俺がアイテムボックスからクマステーキを出して食べてたら、物凄くうらやましそうに見られてた。
クマ肉は処理できないほどあるので11人(ヨークル便4人+ゾリオン便7人)に振舞う。
おにぎりの具(香草とやくそうを塩もみして刻んだだけ)にビックリしてた。
予想以上に凄く美味しかったらしい。
レシピを教えてあげると喜んでくれた。
おにぎりの具は万能だからな。
エロゲームに出てくるヒロインで、校内では日本刀を持ち歩く風紀委員委員長の女の子が言ってたから間違いない。
昼の休憩場所はゾリオン便・ヨークル便のどちらもこの場所で決まってるらしい。
午前と午後の休憩場所は状況によって場所も時間もかわるんだと。
昼になると荷物満載な獲物が毎日集まってくるんだから、盗賊だったらここを襲撃したほうが早くないか? って皆に聞いたら、過去にはそういう被害があった。
けど休憩所も魔法で補強&保護されてるし、御者も冒険者ギルドのBランク以上とかの高ランク保持者が、移動目的で御者のバイトをするようなことが多々あるそうだ。
商会のほうも安全で安く雇えるために、喜んで迎えてくれる。
御者も素人ばかりじゃない。
元冒険者が安定のために御者に転職なんて良くある話。
休憩所を襲うよりも休憩所で屋台でも出したほうが楽なんだって。
フラグも立てられないな。
いやー、襲われたいんじゃない。
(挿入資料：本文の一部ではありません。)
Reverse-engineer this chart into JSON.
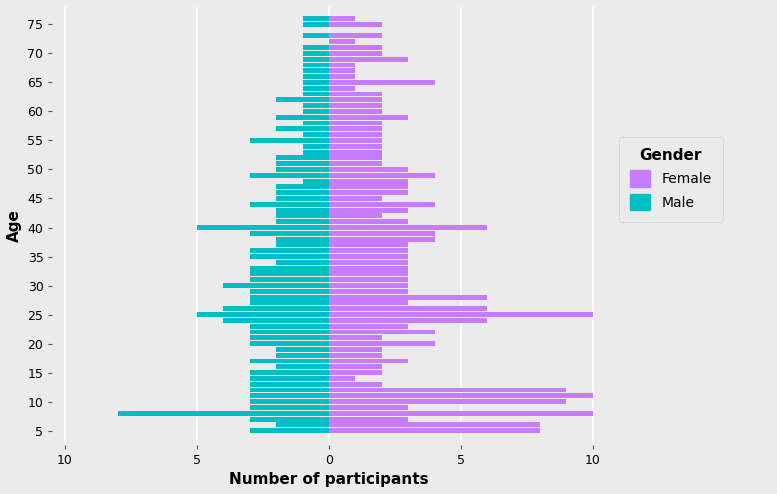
{
  "ages": [
    5,
    6,
    7,
    8,
    9,
    10,
    11,
    12,
    13,
    14,
    15,
    16,
    17,
    18,
    19,
    20,
    21,
    22,
    23,
    24,
    25,
    26,
    27,
    28,
    29,
    30,
    31,
    32,
    33,
    34,
    35,
    36,
    37,
    38,
    39,
    40,
    41,
    42,
    43,
    44,
    45,
    46,
    47,
    48,
    49,
    50,
    51,
    52,
    53,
    54,
    55,
    56,
    57,
    58,
    59,
    60,
    61,
    62,
    63,
    64,
    65,
    66,
    67,
    68,
    69,
    70,
    71,
    72,
    73,
    74,
    75,
    76
  ],
  "male": [
    3,
    2,
    3,
    8,
    3,
    3,
    3,
    3,
    3,
    3,
    3,
    2,
    3,
    2,
    2,
    3,
    3,
    3,
    3,
    4,
    5,
    4,
    3,
    3,
    3,
    4,
    3,
    3,
    3,
    2,
    3,
    3,
    2,
    2,
    3,
    5,
    2,
    2,
    2,
    3,
    2,
    2,
    2,
    1,
    3,
    2,
    2,
    2,
    1,
    1,
    3,
    1,
    2,
    1,
    2,
    1,
    1,
    2,
    1,
    1,
    1,
    1,
    1,
    1,
    1,
    1,
    1,
    0,
    1,
    0,
    1,
    1
  ],
  "female": [
    8,
    8,
    3,
    10,
    3,
    9,
    10,
    9,
    2,
    1,
    2,
    2,
    3,
    2,
    2,
    4,
    2,
    4,
    3,
    6,
    10,
    6,
    3,
    6,
    3,
    3,
    3,
    3,
    3,
    3,
    3,
    3,
    3,
    4,
    4,
    6,
    3,
    2,
    3,
    4,
    2,
    3,
    3,
    3,
    4,
    3,
    2,
    2,
    2,
    2,
    2,
    2,
    2,
    2,
    3,
    2,
    2,
    2,
    2,
    1,
    4,
    1,
    1,
    1,
    3,
    2,
    2,
    1,
    2,
    0,
    2,
    1
  ],
  "male_color": "#00BFC4",
  "female_color": "#C77CFF",
  "bg_color": "#EBEBEB",
  "grid_color": "#FFFFFF",
  "xlabel": "Number of participants",
  "ylabel": "Age",
  "xlim": [
    -10.5,
    10.5
  ],
  "xticks": [
    -10,
    -5,
    0,
    5,
    10
  ],
  "xticklabels": [
    "10",
    "5",
    "0",
    "5",
    "10"
  ],
  "yticks": [
    5,
    10,
    15,
    20,
    25,
    30,
    35,
    40,
    45,
    50,
    55,
    60,
    65,
    70,
    75
  ],
  "ylim": [
    2.5,
    78
  ],
  "bar_height": 0.85
}
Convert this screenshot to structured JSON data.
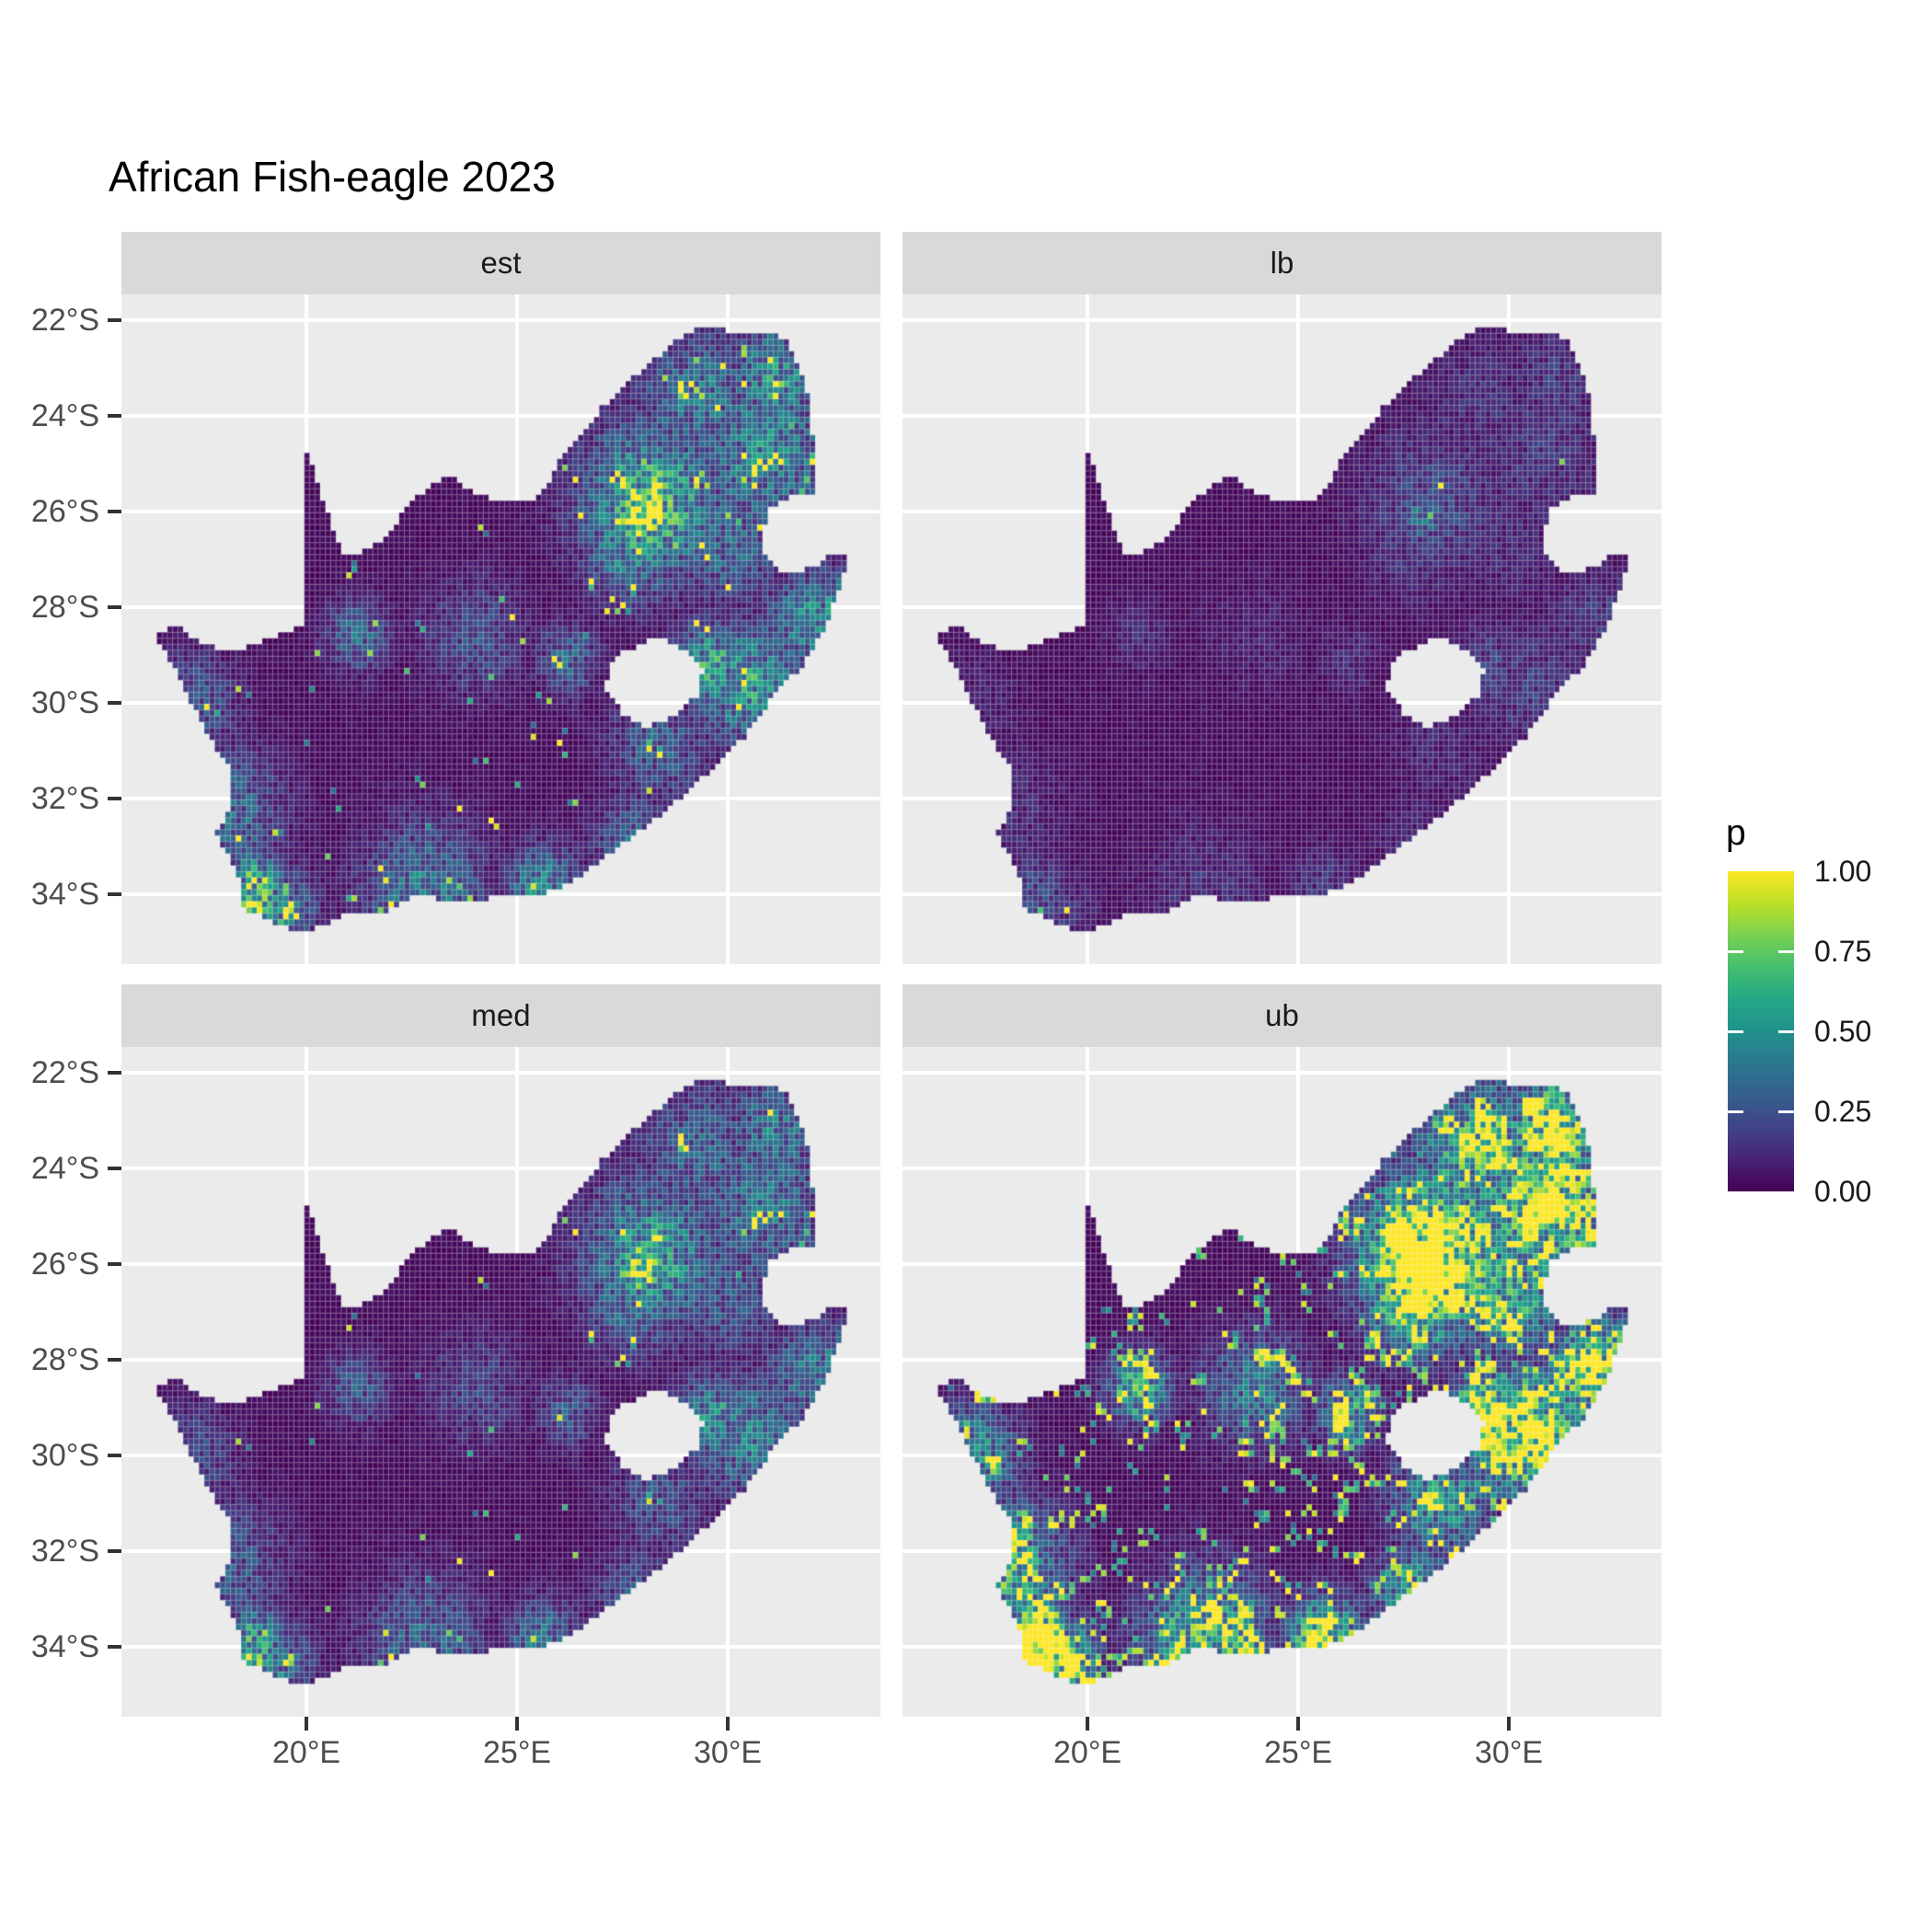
{
  "title": "African Fish-eagle 2023",
  "facets": [
    {
      "label": "est"
    },
    {
      "label": "lb"
    },
    {
      "label": "med"
    },
    {
      "label": "ub"
    }
  ],
  "axes": {
    "x": {
      "labels": [
        "20°E",
        "25°E",
        "30°E"
      ],
      "values": [
        20,
        25,
        30
      ]
    },
    "y": {
      "labels": [
        "22°S",
        "24°S",
        "26°S",
        "28°S",
        "30°S",
        "32°S",
        "34°S"
      ],
      "values": [
        22,
        24,
        26,
        28,
        30,
        32,
        34
      ]
    }
  },
  "legend": {
    "title": "p",
    "ticks": [
      {
        "label": "1.00",
        "value": 1.0
      },
      {
        "label": "0.75",
        "value": 0.75
      },
      {
        "label": "0.50",
        "value": 0.5
      },
      {
        "label": "0.25",
        "value": 0.25
      },
      {
        "label": "0.00",
        "value": 0.0
      }
    ]
  },
  "theme": {
    "background": "#FFFFFF",
    "panel_bg": "#EBEBEB",
    "strip_bg": "#D9D9D9",
    "grid_color": "#FFFFFF",
    "axis_text": "#4D4D4D",
    "strip_text": "#1A1A1A",
    "tick_color": "#333333",
    "na_fill": "#EBEBEB",
    "cell_lattice": "rgba(255,255,255,0.20)"
  },
  "chart_data": {
    "type": "heatmap",
    "title": "African Fish-eagle 2023",
    "region": "South Africa gridded occurrence probability raster, faceted by estimate type",
    "facet_names": [
      "est",
      "lb",
      "med",
      "ub"
    ],
    "legend": {
      "label": "p",
      "limits": [
        0,
        1
      ],
      "breaks": [
        0,
        0.25,
        0.5,
        0.75,
        1
      ]
    },
    "palette": "viridis",
    "x_axis": {
      "label_format": "degrees east",
      "breaks": [
        20,
        25,
        30
      ],
      "range": [
        15.61,
        33.62
      ]
    },
    "y_axis": {
      "label_format": "degrees south",
      "breaks": [
        -22,
        -24,
        -26,
        -28,
        -30,
        -32,
        -34
      ],
      "range": [
        -35.46,
        -21.46
      ]
    },
    "grid_on": true,
    "legend_position": "right",
    "grid_cell_deg": 0.125,
    "viridis_stops": [
      [
        68,
        1,
        84
      ],
      [
        72,
        36,
        117
      ],
      [
        65,
        68,
        135
      ],
      [
        53,
        95,
        141
      ],
      [
        42,
        120,
        142
      ],
      [
        33,
        145,
        140
      ],
      [
        34,
        168,
        132
      ],
      [
        68,
        190,
        112
      ],
      [
        122,
        209,
        81
      ],
      [
        189,
        223,
        38
      ],
      [
        253,
        231,
        37
      ]
    ],
    "facet_fields": [
      {
        "label": "est",
        "gain": 1.0,
        "speckle_p": 0.08,
        "speckle_a": 1.0,
        "speckle_c": 2.0
      },
      {
        "label": "lb",
        "gain": 0.3,
        "speckle_p": 0.012,
        "speckle_a": 0.25,
        "speckle_c": 8.0
      },
      {
        "label": "med",
        "gain": 0.8,
        "speckle_p": 0.05,
        "speckle_a": 1.0,
        "speckle_c": 2.0
      },
      {
        "label": "ub",
        "gain": 1.85,
        "speckle_p": 0.22,
        "speckle_a": 1.0,
        "speckle_c": 2.5
      }
    ],
    "hotspots": [
      [
        28.0,
        -26.05,
        0.45,
        1.05
      ],
      [
        28.2,
        -25.8,
        1.1,
        0.6
      ],
      [
        27.8,
        -26.65,
        0.8,
        0.45
      ],
      [
        30.9,
        -24.8,
        1.1,
        0.42
      ],
      [
        29.3,
        -23.6,
        1.0,
        0.34
      ],
      [
        31.1,
        -23.2,
        0.8,
        0.42
      ],
      [
        30.5,
        -29.6,
        0.9,
        0.45
      ],
      [
        31.9,
        -28.3,
        0.7,
        0.4
      ],
      [
        30.0,
        -26.6,
        0.9,
        0.3
      ],
      [
        29.6,
        -29.2,
        0.6,
        0.5
      ],
      [
        18.7,
        -33.95,
        0.55,
        0.65
      ],
      [
        19.3,
        -34.4,
        0.6,
        0.45
      ],
      [
        22.8,
        -34.0,
        1.0,
        0.35
      ],
      [
        25.6,
        -33.85,
        0.6,
        0.4
      ],
      [
        27.9,
        -33.0,
        0.7,
        0.3
      ],
      [
        21.2,
        -28.6,
        0.5,
        0.3
      ],
      [
        26.2,
        -29.1,
        0.5,
        0.28
      ],
      [
        28.4,
        -30.9,
        0.8,
        0.25
      ],
      [
        24.0,
        -28.6,
        0.8,
        0.2
      ],
      [
        32.4,
        -27.9,
        0.5,
        0.4
      ],
      [
        18.1,
        -32.3,
        0.9,
        0.3
      ],
      [
        17.3,
        -30.0,
        0.7,
        0.25
      ]
    ],
    "south_africa_outline": [
      [
        19.98,
        -24.75
      ],
      [
        20.2,
        -25.2
      ],
      [
        20.45,
        -25.9
      ],
      [
        20.7,
        -26.5
      ],
      [
        20.95,
        -26.95
      ],
      [
        21.35,
        -26.85
      ],
      [
        21.75,
        -26.65
      ],
      [
        22.2,
        -26.15
      ],
      [
        22.65,
        -25.7
      ],
      [
        23.05,
        -25.35
      ],
      [
        23.5,
        -25.32
      ],
      [
        23.95,
        -25.6
      ],
      [
        24.45,
        -25.75
      ],
      [
        24.95,
        -25.8
      ],
      [
        25.45,
        -25.72
      ],
      [
        25.8,
        -25.4
      ],
      [
        25.95,
        -24.9
      ],
      [
        26.35,
        -24.6
      ],
      [
        26.9,
        -23.95
      ],
      [
        27.35,
        -23.5
      ],
      [
        27.95,
        -23.05
      ],
      [
        28.55,
        -22.6
      ],
      [
        29.1,
        -22.22
      ],
      [
        29.55,
        -22.15
      ],
      [
        30.15,
        -22.25
      ],
      [
        30.75,
        -22.3
      ],
      [
        31.35,
        -22.35
      ],
      [
        31.6,
        -22.75
      ],
      [
        31.85,
        -23.35
      ],
      [
        31.98,
        -23.95
      ],
      [
        32.03,
        -24.7
      ],
      [
        32.05,
        -25.62
      ],
      [
        31.4,
        -25.72
      ],
      [
        30.97,
        -25.98
      ],
      [
        30.82,
        -26.45
      ],
      [
        30.87,
        -26.9
      ],
      [
        31.18,
        -27.22
      ],
      [
        31.62,
        -27.3
      ],
      [
        32.12,
        -27.1
      ],
      [
        32.46,
        -26.86
      ],
      [
        32.89,
        -26.86
      ],
      [
        32.62,
        -27.7
      ],
      [
        32.27,
        -28.5
      ],
      [
        31.78,
        -29.2
      ],
      [
        31.06,
        -29.9
      ],
      [
        30.36,
        -30.75
      ],
      [
        29.66,
        -31.35
      ],
      [
        28.86,
        -32.0
      ],
      [
        28.06,
        -32.6
      ],
      [
        27.12,
        -33.2
      ],
      [
        26.32,
        -33.75
      ],
      [
        25.66,
        -34.0
      ],
      [
        25.0,
        -33.98
      ],
      [
        24.2,
        -34.12
      ],
      [
        23.3,
        -34.1
      ],
      [
        22.5,
        -34.05
      ],
      [
        21.8,
        -34.42
      ],
      [
        20.9,
        -34.45
      ],
      [
        20.0,
        -34.82
      ],
      [
        19.25,
        -34.62
      ],
      [
        18.86,
        -34.4
      ],
      [
        18.4,
        -34.3
      ],
      [
        18.46,
        -33.85
      ],
      [
        18.26,
        -33.4
      ],
      [
        17.86,
        -32.75
      ],
      [
        18.26,
        -32.0
      ],
      [
        18.2,
        -31.4
      ],
      [
        17.6,
        -30.6
      ],
      [
        17.06,
        -29.6
      ],
      [
        16.45,
        -28.63
      ],
      [
        16.82,
        -28.3
      ],
      [
        17.4,
        -28.7
      ],
      [
        18.06,
        -28.9
      ],
      [
        18.8,
        -28.8
      ],
      [
        19.46,
        -28.52
      ],
      [
        19.98,
        -28.42
      ]
    ],
    "lesotho_hole": [
      [
        27.75,
        -28.85
      ],
      [
        28.35,
        -28.6
      ],
      [
        29.0,
        -28.9
      ],
      [
        29.42,
        -29.32
      ],
      [
        29.28,
        -29.85
      ],
      [
        28.72,
        -30.25
      ],
      [
        28.12,
        -30.52
      ],
      [
        27.56,
        -30.3
      ],
      [
        27.06,
        -29.65
      ],
      [
        27.32,
        -29.05
      ]
    ],
    "noise": {
      "value_jitter": [
        0.45,
        1.1
      ],
      "floor_noise": 0.045,
      "speckle_value": [
        0.3,
        1.0
      ]
    }
  }
}
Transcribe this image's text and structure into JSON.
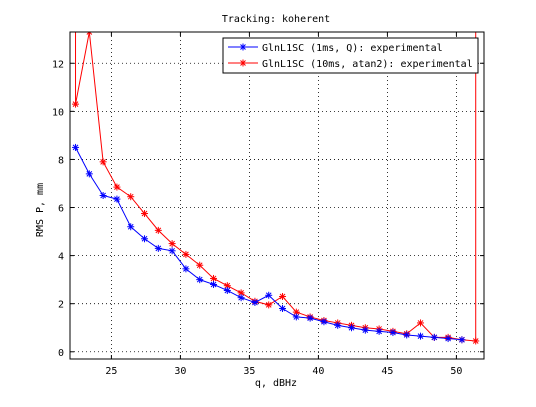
{
  "chart_data": {
    "type": "line",
    "title": "Tracking: koherent",
    "xlabel": "q, dBHz",
    "ylabel": "RMS P, mm",
    "xlim": [
      22,
      52
    ],
    "ylim": [
      -0.3,
      13.3
    ],
    "xticks": [
      25,
      30,
      35,
      40,
      45,
      50
    ],
    "yticks": [
      0,
      2,
      4,
      6,
      8,
      10,
      12
    ],
    "xtick_labels": [
      "25",
      "30",
      "35",
      "40",
      "45",
      "50"
    ],
    "ytick_labels": [
      "0",
      "2",
      "4",
      "6",
      "8",
      "10",
      "12"
    ],
    "grid": true,
    "legend_position": "top-right",
    "series": [
      {
        "name": "GlnL1SC (1ms, Q): experimental",
        "color": "#0000ff",
        "marker": "asterisk",
        "x": [
          22.4,
          23.4,
          24.4,
          25.4,
          26.4,
          27.4,
          28.4,
          29.4,
          30.4,
          31.4,
          32.4,
          33.4,
          34.4,
          35.4,
          36.4,
          37.4,
          38.4,
          39.4,
          40.4,
          41.4,
          42.4,
          43.4,
          44.4,
          45.4,
          46.4,
          47.4,
          48.4,
          49.4,
          50.4
        ],
        "y": [
          8.5,
          7.4,
          6.5,
          6.35,
          5.2,
          4.7,
          4.3,
          4.2,
          3.45,
          3.0,
          2.8,
          2.55,
          2.25,
          2.05,
          2.35,
          1.8,
          1.45,
          1.4,
          1.25,
          1.1,
          1.0,
          0.9,
          0.85,
          0.8,
          0.7,
          0.65,
          0.6,
          0.55,
          0.5
        ]
      },
      {
        "name": "GlnL1SC (10ms, atan2): experimental",
        "color": "#ff0000",
        "marker": "asterisk",
        "x": [
          22.4,
          23.4,
          24.4,
          25.4,
          26.4,
          27.4,
          28.4,
          29.4,
          30.4,
          31.4,
          32.4,
          33.4,
          34.4,
          35.4,
          36.4,
          37.4,
          38.4,
          39.4,
          40.4,
          41.4,
          42.4,
          43.4,
          44.4,
          45.4,
          46.4,
          47.4,
          48.4,
          49.4,
          50.4,
          51.4
        ],
        "y": [
          10.3,
          13.3,
          7.9,
          6.85,
          6.45,
          5.75,
          5.05,
          4.5,
          4.05,
          3.6,
          3.05,
          2.75,
          2.45,
          2.1,
          1.95,
          2.3,
          1.65,
          1.45,
          1.3,
          1.2,
          1.1,
          1.0,
          0.95,
          0.85,
          0.75,
          1.2,
          0.6,
          0.6,
          0.5,
          0.45
        ]
      }
    ]
  }
}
暇なんだよ。暇すぎるんで寝る。午後の休憩もしないで眠リ続けた。
で、ヨークルに到着して入り口での前に起こされた。門の守護兵の入り口確認の担当者が荷馬車の中まで確認用の魔水晶を持ってきてくれるのでありがたい。
ヨークルでっけぇ、15万人以上の住む『都市』だ。
イーデスハリスの世界では住民が1000人以下なら『村』。1万人以下が『町』。10万人以下が『街』。それ以上は『都市』だ。他に首都もあるが。
ヨークルの中(外周部)にある荷馬車倉庫に直行し、俺が荷馬車に乗るために預かってた大きな3個の木箱を渡し旅の終了。
外周部の門をくぐりヨークル市街部へ。
ヨークル市街部のMAPは俺のもらった記憶の中にもある。ギル・シード・ガルディアにも簡単にだが教えてもらった。
時間もそろそろ夕食の時間だし、まずは宿屋の確保だなと歩いていたら、屋台で『鬼まんじゅう』を売ってる店を発見した。
しかも蒸しパンバージョンではなく生地に粘りのある方だ。
日本にいた頃でも10年ぐらい食べた記憶がない。
イモの鬼まんじゅうも紫イモの鬼まんじゅうもあった。
両方とも美味しかったので大興奮で30個ずつの大人買いをする。